Hepatic encephalopathy (HE) is one of the most debilitating complications to cirrhosis (1). It has a considerable impact on patients as well as their caregivers and the health care system. The condition is defined as a brain dysfunction caused by liver insufficiency or portal systemic shunting. The symptoms, which are potentially reversible, vary from subclinical to deep coma. Symptomatic, also known as overt HE is a marker of decompensated cirrhosis. Overt HE may be precipitated by an event such as infection or bleeding, but often, no precipitating factor is identified.

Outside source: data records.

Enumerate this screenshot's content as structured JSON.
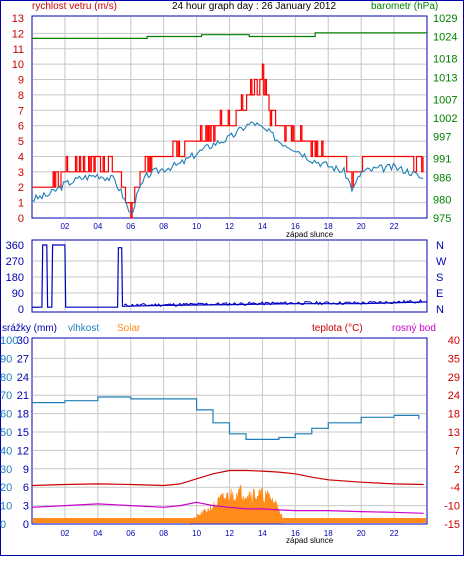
{
  "title": "24 hour graph day : 26 January 2012",
  "x_ticks": [
    "02",
    "04",
    "06",
    "08",
    "10",
    "12",
    "14",
    "16",
    "18",
    "20",
    "22"
  ],
  "sunset_label": "západ slunce",
  "colors": {
    "frame": "#0000b0",
    "grid": "#c8c8c8",
    "wind": "#ff0000",
    "gust": "#ff0000",
    "wind_avg": "#1f7fb8",
    "baro": "#008000",
    "dir": "#0000c0",
    "hum": "#1f7fb8",
    "temp": "#cc0000",
    "dew": "#cc00cc",
    "solar": "#ff8c1a",
    "rain": "#ff8c1a"
  },
  "chart_data": [
    {
      "type": "line",
      "name": "wind",
      "title": "24 hour graph day : 26 January 2012",
      "ylabel_left": "rychlost vetru (m/s)",
      "ylabel_right": "barometr (hPa)",
      "ylim_left": [
        0,
        13
      ],
      "left_ticks": [
        "0",
        "1",
        "2",
        "3",
        "4",
        "5",
        "6",
        "7",
        "8",
        "9",
        "10",
        "11",
        "12",
        "13"
      ],
      "ylim_right": [
        975,
        1029
      ],
      "right_ticks": [
        "975",
        "980",
        "986",
        "991",
        "997",
        "1002",
        "1007",
        "1013",
        "1018",
        "1024",
        "1029"
      ],
      "x_range_hours": [
        0,
        24
      ],
      "series": [
        {
          "name": "rychlost vetru",
          "axis": "left",
          "x": [
            0,
            1,
            2,
            3,
            4,
            5,
            5.5,
            6,
            6.5,
            7,
            8,
            9,
            10,
            11,
            12,
            13,
            13.5,
            14,
            14.5,
            15,
            16,
            17,
            18,
            19,
            19.5,
            20,
            21,
            22,
            23,
            23.8
          ],
          "values": [
            1.2,
            1.5,
            2.2,
            2.6,
            2.8,
            2.5,
            1.5,
            0.2,
            1.8,
            2.8,
            3.2,
            3.5,
            4.2,
            4.8,
            5.2,
            6,
            6.2,
            5.8,
            5.5,
            5,
            4.5,
            3.8,
            3.4,
            3.0,
            1.8,
            3.0,
            3.2,
            3.3,
            3.0,
            2.5
          ]
        },
        {
          "name": "narazy",
          "axis": "left",
          "x": [
            0,
            1,
            2,
            3,
            4,
            5,
            5.5,
            6,
            6.5,
            7,
            8,
            9,
            10,
            11,
            12,
            13,
            13.5,
            14,
            14.5,
            15,
            16,
            17,
            18,
            19,
            19.5,
            20,
            21,
            22,
            23,
            23.8
          ],
          "values": [
            2,
            2.5,
            3.5,
            4,
            4,
            4,
            3,
            0.5,
            3,
            4,
            4.5,
            5,
            6,
            6.5,
            7,
            8,
            9.2,
            10,
            7.5,
            6.5,
            6,
            5,
            4.6,
            4.2,
            3,
            4,
            4.5,
            4.5,
            4.2,
            3.8
          ]
        },
        {
          "name": "barometr",
          "axis": "right",
          "x": [
            0,
            6.8,
            7,
            10,
            10.3,
            13,
            13.2,
            17,
            17.2,
            22,
            24
          ],
          "values": [
            1023.5,
            1023.5,
            1024,
            1024,
            1024.5,
            1024.5,
            1024,
            1024,
            1025,
            1025,
            1025
          ]
        }
      ]
    },
    {
      "type": "line",
      "name": "wind_direction",
      "yticks": [
        "360",
        "270",
        "180",
        "90",
        "0"
      ],
      "right_labels": [
        "N",
        "W",
        "S",
        "E",
        "N"
      ],
      "ylim": [
        0,
        360
      ],
      "series": [
        {
          "name": "smer vetru",
          "x": [
            0,
            0.6,
            0.65,
            0.9,
            0.95,
            1.2,
            1.25,
            2,
            2.05,
            5.2,
            5.25,
            5.45,
            5.5,
            8,
            12,
            16,
            20,
            24
          ],
          "values": [
            10,
            10,
            360,
            360,
            10,
            10,
            360,
            360,
            10,
            10,
            345,
            345,
            15,
            20,
            25,
            30,
            30,
            40
          ]
        }
      ]
    },
    {
      "type": "line",
      "name": "rain_humidity_temp",
      "labels": [
        "srážky (mm)",
        "vlhkost",
        "Solar",
        "teplota (°C)",
        "rosný bod"
      ],
      "yticks_rain": [
        "0",
        "3",
        "6",
        "9",
        "12",
        "15",
        "18",
        "21",
        "24",
        "27",
        "30"
      ],
      "yticks_hum": [
        "0",
        "10",
        "20",
        "30",
        "40",
        "50",
        "60",
        "70",
        "80",
        "90",
        "100"
      ],
      "yticks_temp": [
        "-15",
        "-10",
        "-4",
        "2",
        "7",
        "13",
        "18",
        "24",
        "29",
        "35",
        "40"
      ],
      "ylim_hum": [
        0,
        100
      ],
      "ylim_temp": [
        -15,
        40
      ],
      "series": [
        {
          "name": "vlhkost",
          "axis": "hum",
          "x": [
            0,
            2,
            4,
            6,
            7.5,
            9,
            10,
            11,
            12,
            13,
            14,
            15,
            16,
            17,
            18,
            20,
            22,
            23.5
          ],
          "values": [
            66,
            67,
            69,
            68,
            68,
            68,
            62,
            55,
            49,
            46,
            46,
            47,
            49,
            52,
            55,
            58,
            59,
            57
          ]
        },
        {
          "name": "teplota",
          "axis": "temp",
          "x": [
            0,
            2,
            4,
            6,
            8,
            9,
            10,
            11,
            12,
            13,
            14,
            15,
            16,
            17,
            18,
            20,
            22,
            23.8
          ],
          "values": [
            -3.5,
            -3.2,
            -3.0,
            -3.2,
            -3.5,
            -3,
            -1.5,
            0,
            1,
            1,
            0.8,
            0.5,
            0,
            -1,
            -1.8,
            -2.5,
            -3,
            -3.2
          ]
        },
        {
          "name": "rosný bod",
          "axis": "temp",
          "x": [
            0,
            2,
            4,
            6,
            8,
            9,
            10,
            11,
            12,
            13,
            14,
            15,
            16,
            18,
            20,
            22,
            23.8
          ],
          "values": [
            -10,
            -9.5,
            -9,
            -9.5,
            -10,
            -9.5,
            -8.5,
            -9.5,
            -10,
            -10.5,
            -10.5,
            -10.8,
            -11,
            -11,
            -11.3,
            -11.5,
            -11.8
          ]
        },
        {
          "name": "Solar",
          "axis": "hum",
          "x": [
            9.5,
            10,
            11,
            11.5,
            12,
            12.5,
            13,
            13.5,
            14,
            14.5,
            15,
            15.3
          ],
          "values": [
            0,
            5,
            12,
            17,
            20,
            22,
            22,
            21,
            20,
            18,
            12,
            0
          ]
        },
        {
          "name": "srážky",
          "axis": "rain",
          "x": [
            0,
            24
          ],
          "values": [
            0,
            0
          ]
        }
      ]
    }
  ]
}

Overt HE is generally graded based on the severity of the symptoms according to the four-point West Haven Scale (2). The highest (worst) grade (3 to 4) are characterised by impaired consciousness. Grade 3 HE is diagnosed in patients with somnolence/semi-stupor, who remain responsive to stimuli; are confused, show gross disorientation or bizarre behaviour. Grade 4 is defined as coma (not responsive to stimuli). According to the time course, HE is defined as episodic, recurrent or persistent. In patients with cirrhosis, the risk of developing HE is closely related to the severity of the underlying liver disease (3).